Excellent one-stop supper with a little kick! Delicious and low in calories. If you can, use fresh Louisiana yams.

Prep Time: 20 mins
Cook Time: 30 mins
Total Time: 50 mins
Servings: 12
Yield: 12 servings

Ingredients

  1. 1 tablespoon olive oil
  2. 1 red onion, chopped
  3. ½ teaspoon minced garlic
  4. 4 cups vegetable stock
  5. 4 cups corn
  6. 2 cups peeled and diced sweet potatoes
  7. 1 (10 ounce) can diced tomatoes with green chile peppers (such as RO*TEL®)
  8. 1 cup salsa
  9. 2 teaspoons chili powder
  10. 1 teaspoon ground cumin
  11. salt and ground black pepper to taste
  12. 1 ½ pounds peeled medium shrimp
  13. 4 green onions, chopped

Instructions

  1. Heat olive oil in a large pot over medium heat.
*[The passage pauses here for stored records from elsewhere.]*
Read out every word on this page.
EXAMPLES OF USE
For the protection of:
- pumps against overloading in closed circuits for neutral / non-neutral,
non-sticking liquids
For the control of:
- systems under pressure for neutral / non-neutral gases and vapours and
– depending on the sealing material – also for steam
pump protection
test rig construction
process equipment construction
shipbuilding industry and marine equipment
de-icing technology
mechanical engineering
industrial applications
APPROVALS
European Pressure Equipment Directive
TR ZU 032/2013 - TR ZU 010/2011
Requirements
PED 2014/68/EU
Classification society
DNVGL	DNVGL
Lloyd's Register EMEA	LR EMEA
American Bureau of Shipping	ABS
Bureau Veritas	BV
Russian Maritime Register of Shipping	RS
Cook and stir onion and garlic in the hot oil until onion is tender, about 10 minutes. Add vegetable stock, corn, sweet potatoes, diced tomatoes with green chile peppers, salsa, chili powder, cumin, salt, and pepper to onion mixture; bring to a boil for 5 minutes.
  2. Stir shrimp into stock mixture and return to a boil; reduce heat to medium and simmer until shrimp are cooked through, about 10 minutes more. Stir green onion into soup; season with salt and pepper.
  3. If you don’t like it too spicy, replace the Ro*tel(R) with regular diced tomatoes and use mild salsa instead of medium. Bon Appetite!
  4. Substitute yams for sweet potatoes, if desired. Substitute seafood stock for vegetable stock, if desired.

Nutrition Facts

Calories 144 kcal
Carbohydrate 20 g
Cholesterol 86 mg
Dietary Fiber 3 g
Protein 12 g
Saturated Fat 0 g
Sodium 514 mg
Sugars 5 g
Fat 3 g
Unsaturated Fat 0 g

Reviews

Mr. James Mendez
Excellent. Super easy to prepare, served it over jasmine rice! Delicious!
Jesse Warner
followed directions except cooked the shrimp first in a skillet and then added them
Beth Martin
Added a can of Coconut Milk for 2 cups of the stock for a Thia flavor.